The embodiments of the invention in which an exclusive property or privilege is claimed are defined as follows:

1. An electro-optical lens device comprising an optical lens coated with a layer of solid persistent electro-chromic material, an ion-conducting layer, a pair of elec-trodes in contact with these layers, and means for applying direct current voltage to said pair of electrodes to create an electric field across said layers, said electric field being of such a polarity to alter light absorption characteristics of said material, whereby said absorption may be varied from substantially no absorption to a desired degree of absorption, so as to vary the amount of light transmitted through said lens.

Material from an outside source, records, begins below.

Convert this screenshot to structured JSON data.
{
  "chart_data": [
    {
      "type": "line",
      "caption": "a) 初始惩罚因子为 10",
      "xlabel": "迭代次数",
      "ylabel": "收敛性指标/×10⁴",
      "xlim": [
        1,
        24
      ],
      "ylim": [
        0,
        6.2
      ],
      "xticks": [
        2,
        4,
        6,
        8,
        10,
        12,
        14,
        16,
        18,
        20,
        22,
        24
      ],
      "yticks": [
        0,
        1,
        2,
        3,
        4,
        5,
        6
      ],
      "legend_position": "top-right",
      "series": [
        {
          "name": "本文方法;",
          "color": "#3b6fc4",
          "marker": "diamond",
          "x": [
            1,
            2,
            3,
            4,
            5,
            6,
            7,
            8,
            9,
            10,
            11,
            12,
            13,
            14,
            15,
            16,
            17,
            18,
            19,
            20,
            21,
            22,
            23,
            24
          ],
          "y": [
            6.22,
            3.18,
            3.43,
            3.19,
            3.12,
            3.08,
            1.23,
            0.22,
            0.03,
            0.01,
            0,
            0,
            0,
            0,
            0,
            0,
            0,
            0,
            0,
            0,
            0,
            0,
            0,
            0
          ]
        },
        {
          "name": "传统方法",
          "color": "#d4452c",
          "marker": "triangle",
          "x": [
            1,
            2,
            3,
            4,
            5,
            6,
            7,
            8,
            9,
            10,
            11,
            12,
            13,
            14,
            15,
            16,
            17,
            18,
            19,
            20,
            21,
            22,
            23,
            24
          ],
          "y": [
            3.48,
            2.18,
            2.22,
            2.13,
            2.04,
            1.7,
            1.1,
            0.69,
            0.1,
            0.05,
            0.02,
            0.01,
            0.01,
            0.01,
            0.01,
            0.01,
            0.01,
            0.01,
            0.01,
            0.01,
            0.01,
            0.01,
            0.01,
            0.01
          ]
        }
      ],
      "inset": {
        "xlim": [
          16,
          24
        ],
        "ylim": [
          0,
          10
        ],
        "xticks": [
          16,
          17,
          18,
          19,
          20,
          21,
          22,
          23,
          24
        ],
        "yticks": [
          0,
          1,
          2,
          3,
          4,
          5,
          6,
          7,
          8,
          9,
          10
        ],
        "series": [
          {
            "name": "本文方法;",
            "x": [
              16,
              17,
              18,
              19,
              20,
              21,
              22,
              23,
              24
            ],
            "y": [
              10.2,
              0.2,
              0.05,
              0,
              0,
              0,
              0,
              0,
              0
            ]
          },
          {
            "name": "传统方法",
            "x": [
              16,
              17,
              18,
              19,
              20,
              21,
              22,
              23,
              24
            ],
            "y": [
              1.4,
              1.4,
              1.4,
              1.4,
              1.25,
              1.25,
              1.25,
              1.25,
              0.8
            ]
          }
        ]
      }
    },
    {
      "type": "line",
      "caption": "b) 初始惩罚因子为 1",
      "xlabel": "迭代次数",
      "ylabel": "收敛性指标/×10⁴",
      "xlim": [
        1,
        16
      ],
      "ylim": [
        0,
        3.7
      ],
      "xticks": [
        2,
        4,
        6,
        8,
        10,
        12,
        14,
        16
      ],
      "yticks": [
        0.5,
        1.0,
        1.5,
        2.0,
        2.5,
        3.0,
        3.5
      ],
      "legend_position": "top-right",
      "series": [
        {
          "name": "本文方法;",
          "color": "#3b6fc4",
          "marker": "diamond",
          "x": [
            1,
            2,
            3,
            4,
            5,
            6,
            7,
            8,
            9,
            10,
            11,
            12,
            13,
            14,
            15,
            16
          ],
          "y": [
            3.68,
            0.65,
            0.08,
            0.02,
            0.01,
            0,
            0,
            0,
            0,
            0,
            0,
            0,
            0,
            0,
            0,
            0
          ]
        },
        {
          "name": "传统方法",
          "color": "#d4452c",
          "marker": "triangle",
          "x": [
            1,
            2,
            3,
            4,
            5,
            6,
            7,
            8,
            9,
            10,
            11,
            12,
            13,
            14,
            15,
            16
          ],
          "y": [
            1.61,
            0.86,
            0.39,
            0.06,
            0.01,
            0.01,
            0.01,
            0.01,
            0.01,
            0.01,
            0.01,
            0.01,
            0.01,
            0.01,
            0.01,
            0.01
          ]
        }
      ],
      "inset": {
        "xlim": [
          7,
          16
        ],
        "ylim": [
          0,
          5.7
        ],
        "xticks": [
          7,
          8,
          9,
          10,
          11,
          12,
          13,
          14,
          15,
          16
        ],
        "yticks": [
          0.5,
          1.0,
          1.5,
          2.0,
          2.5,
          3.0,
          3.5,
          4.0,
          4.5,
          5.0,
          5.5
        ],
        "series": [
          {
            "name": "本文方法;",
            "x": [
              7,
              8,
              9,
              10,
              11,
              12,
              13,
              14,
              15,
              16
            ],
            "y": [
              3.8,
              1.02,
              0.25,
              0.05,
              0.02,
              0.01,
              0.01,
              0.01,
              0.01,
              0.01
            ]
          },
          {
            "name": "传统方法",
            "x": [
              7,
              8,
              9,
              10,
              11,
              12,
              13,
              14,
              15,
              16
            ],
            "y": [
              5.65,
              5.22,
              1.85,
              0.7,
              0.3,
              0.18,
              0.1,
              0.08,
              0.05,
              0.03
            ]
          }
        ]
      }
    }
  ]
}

2. The electro-optical device of Claim 1 compri-sing a laminar structure of said optical lens successively coated with a first transparent electrode layer, a solid persistent electrochromic film an ion-conducting layer and a second transparent electrode layer.

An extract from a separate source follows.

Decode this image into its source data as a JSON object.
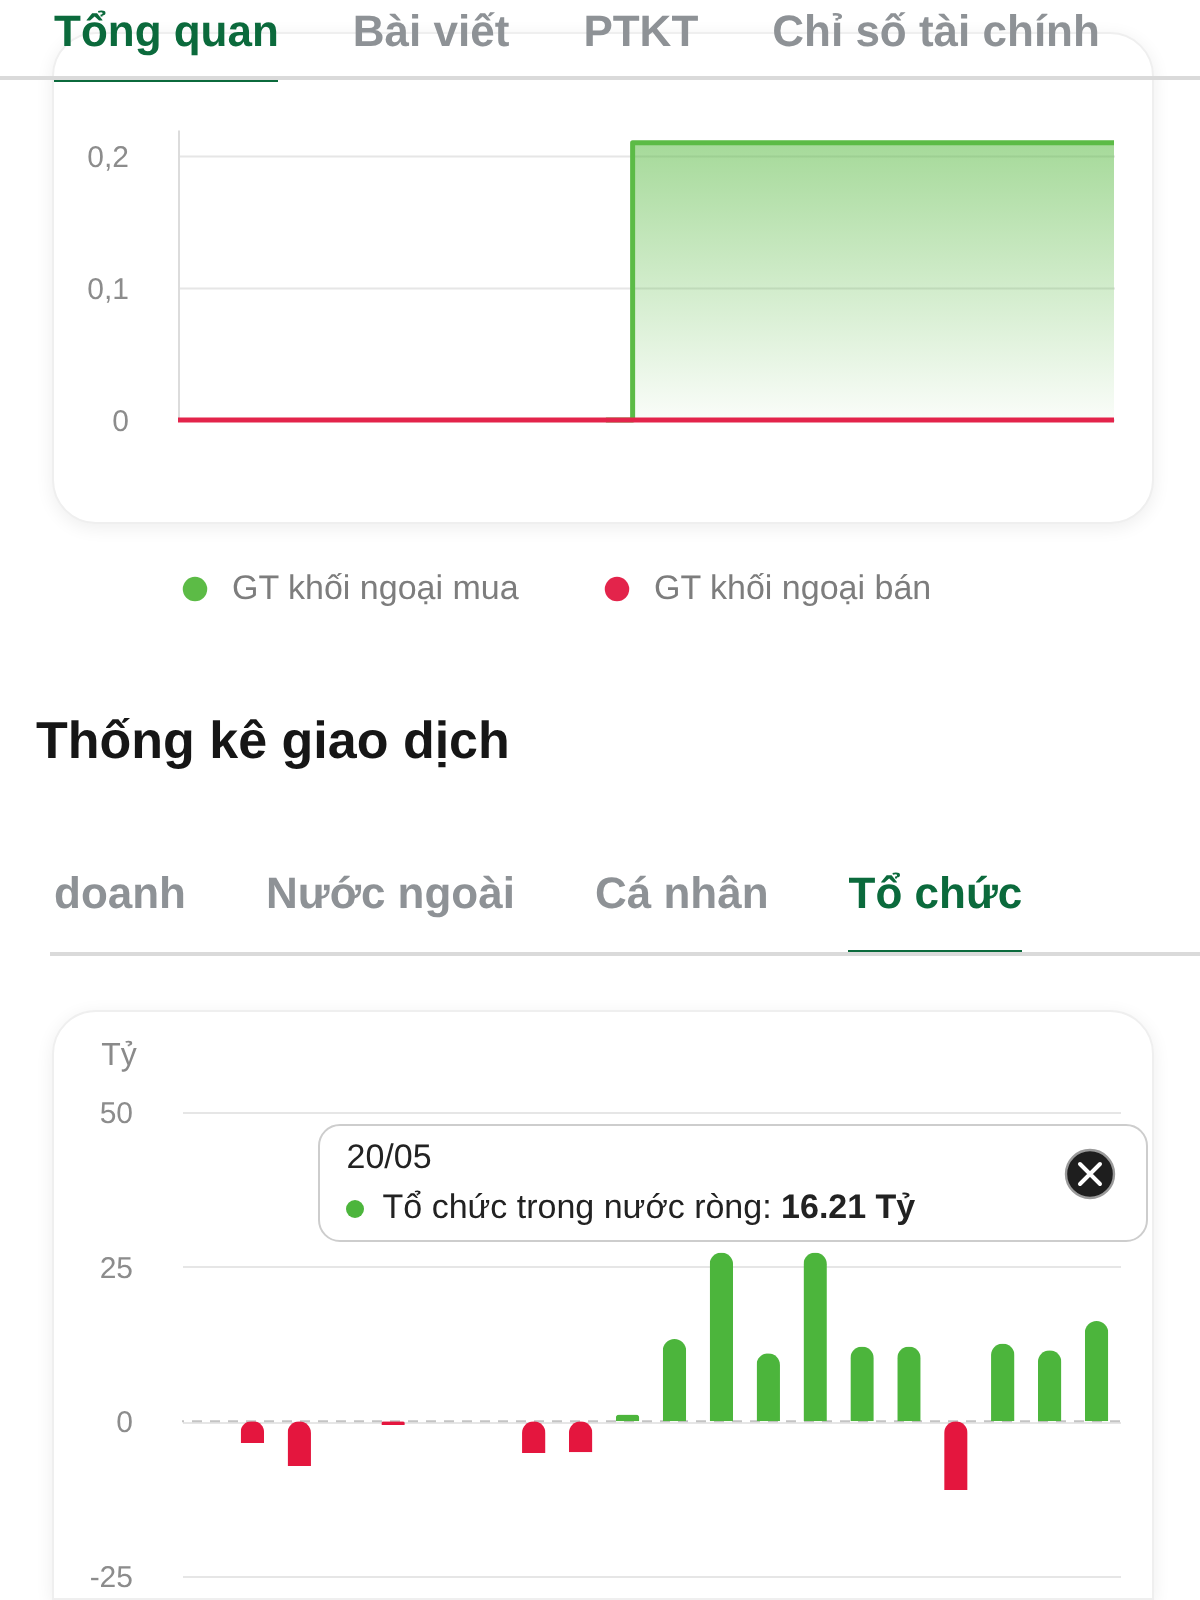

3. The device of Claim 2 wherein said persistent electrochromic material is W03.

4. The device of Claim 2 wherein said persistent electrochromic material is MoO3.

5. The device of Claim 2 including control means coupled to said electrodes for selectively applying across said electrodes a potential of one polarity a potential of the opposite polarity, and an effective short circuit.

6. A pair of ophthalmic glasses comprising:
first and second lenses mounted in a frame, said lenses each comprising an electro-optical lens as in Claim 1, and means at least partially disposed within said frame for accommodating application of direct current voltage to said pair of electrodes to create an electric potential across the persistent electrochromic material of one polarity and a potential of the opposite polarity, whereby the persistent electrochromic material can be varied in coloration so as to vary the amount of light transmitted through said lens.

7. The pair of glasses of Claim 6 including a photocell control means to adjust light transmissive properties of said lenses according to the degree of ambient light.

8. The pair of glasses of Claim 6 including individual control means for each respective lens, so that light transmission through each lens can be independently adjusted.

9. The pair of glasses of Claim 6 including a direct current power source disposed within said frame.